Nous avons dans le journal le plus sérieux de l'opposition trouvé des assertions telles que celles-ci : « L'honorable M. de Man a tenu en réserve beaucoup de faits scandaleux ; il a reçu depuis quelque temps de nouveaux renseignements ; les députés des Flandres sont en mesure de donner des éclaircissements sur ces faits scandaleux ; les femmes jouent un grand rôle dans la rétribution des subsides. » Voilà des faits que j'ai recueillis dans un journal sans l'attaquer.

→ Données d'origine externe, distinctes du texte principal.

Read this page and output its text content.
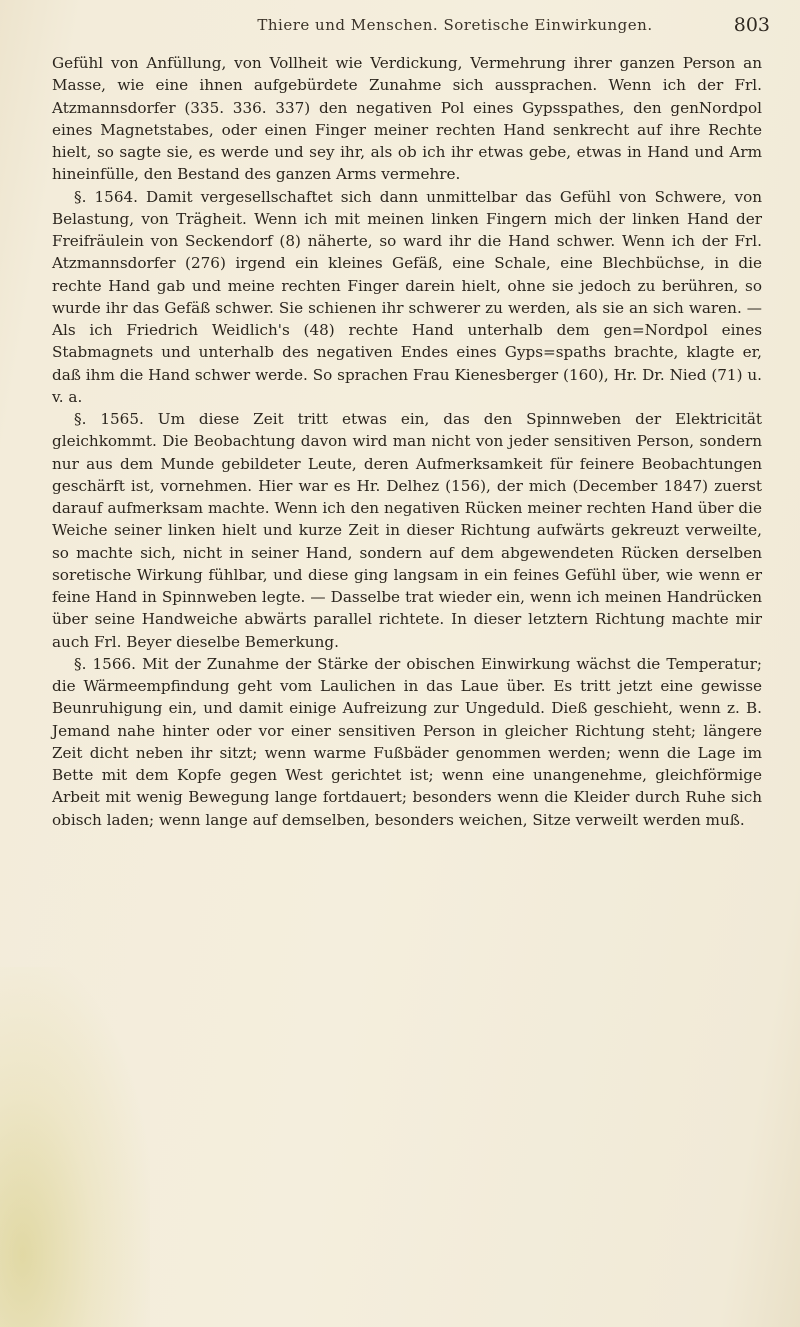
Thiere und Menschen. Soretische Einwirkungen.	803

Gefühl von Anfüllung, von Vollheit wie Verdickung, Vermehrung ihrer ganzen Person an Masse, wie eine ihnen aufgebürdete Zunahme sich aussprachen. Wenn ich der Frl. Atzmannsdorfer (335. 336. 337) den negativen Pol eines Gypsspathes, den genNordpol eines Magnetstabes, oder einen Finger meiner rechten Hand senkrecht auf ihre Rechte hielt, so sagte sie, es werde und sey ihr, als ob ich ihr etwas gebe, etwas in Hand und Arm hineinfülle, den Bestand des ganzen Arms vermehre.

§. 1564. Damit vergesellschaftet sich dann unmittelbar das Gefühl von Schwere, von Belastung, von Trägheit. Wenn ich mit meinen linken Fingern mich der linken Hand der Freifräulein von Seckendorf (8) näherte, so ward ihr die Hand schwer. Wenn ich der Frl. Atzmannsdorfer (276) irgend ein kleines Gefäß, eine Schale, eine Blechbüchse, in die rechte Hand gab und meine rechten Finger darein hielt, ohne sie jedoch zu berühren, so wurde ihr das Gefäß schwer. Sie schienen ihr schwerer zu werden, als sie an sich waren. — Als ich Friedrich Weidlich's (48) rechte Hand unterhalb dem gen=Nordpol eines Stabmagnets und unterhalb des negativen Endes eines Gyps=spaths brachte, klagte er, daß ihm die Hand schwer werde. So sprachen Frau Kienesberger (160), Hr. Dr. Nied (71) u. v. a.

§. 1565. Um diese Zeit tritt etwas ein, das den Spinnweben der Elektricität gleichkommt. Die Beobachtung davon wird man nicht von jeder sensitiven Person, sondern nur aus dem Munde gebildeter Leute, deren Aufmerksamkeit für feinere Beobachtungen geschärft ist, vornehmen. Hier war es Hr. Delhez (156), der mich (December 1847) zuerst darauf aufmerksam machte. Wenn ich den negativen Rücken meiner rechten Hand über die Weiche seiner linken hielt und kurze Zeit in dieser Richtung aufwärts gekreuzt verweilte, so machte sich, nicht in seiner Hand, sondern auf dem abgewendeten Rücken derselben soretische Wirkung fühlbar, und diese ging langsam in ein feines Gefühl über, wie wenn er feine Hand in Spinnweben legte. — Dasselbe trat wieder ein, wenn ich meinen Handrücken über seine Handweiche abwärts parallel richtete. In dieser letztern Richtung machte mir auch Frl. Beyer dieselbe Bemerkung.

§. 1566. Mit der Zunahme der Stärke der obischen Einwirkung wächst die Temperatur; die Wärmeempfindung geht vom Laulichen in das Laue über. Es tritt jetzt eine gewisse Beunruhigung ein, und damit einige Aufreizung zur Ungeduld. Dieß geschieht, wenn z. B. Jemand nahe hinter oder vor einer sensitiven Person in gleicher Richtung steht; längere Zeit dicht neben ihr sitzt; wenn warme Fußbäder genommen werden; wenn die Lage im Bette mit dem Kopfe gegen West gerichtet ist; wenn eine unangenehme, gleichförmige Arbeit mit wenig Bewegung lange fortdauert; besonders wenn die Kleider durch Ruhe sich obisch laden; wenn lange auf demselben, besonders weichen, Sitze verweilt werden muß.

J'ai interrogé l'honorable M. de Man, l'honorable M. Rodenbach et les députés des Flandres sur ces faits qui étaient à leur connaissance et que l'honorable M. de Man tenait en réserve ; j'ai engagé ces honorables membres à s'expliquer ; j'ai dit ce que je savais de ces faits ; j'engage de nouveau ces membres honorables à y réfléchir ; s'il y a d'autre faits à révéler qu'ils veuillent bien nous dire demain ce qu'ils en savent.
On a rappelé que j'avais appartenu à la presse ; je m'en fais honneur ; nous n'avons pas exercé la profession de journaliste, comme certains adversaires l'exercent aujourd'hui ; jamais je ne renierai cette partie de ma carrière politique ; j'en suis fier.
Je n'ai donc pas attaqué la presse et je n'ai pas l'intention d'attaquer la presse ; je le répète, j'ai seulement emprunté à un journal des faits parlementaires sur lesquels j'ai demandé des explications, explications que j'attends encore. Je suis charmé que la discussion ne soit pas terminée aujourd'hui, pour que les détenteurs de ces secrets scandaleux y réfléchissent jusqu'à demain, et me répondent autrement que par leur silence d'aujourd'hui.
- La suite du débat est remise à demain.
M. Mercier (pour une motion d’ordre). - Messieurs, au début de la séance, la chambre a décidé qu'elle discuterait demain les explications fournies par M. le ministre des travaux publics sur la pétition de la ville de Wavre ; des habitants de cette ville sont venus demander que le rapport de M. le ministre pût être connu dans la localité, avant que la discussion fût entamée ; ils désirent pouvoir donner, s'il y a lieu, des renseignements à leurs députés ; je demande donc que cette discussion soit ajournée jusqu'après le vote définitif du projet de Code forestier.
- Cette proposition est adoptée.
La séance est levée à 5 heures et un quart.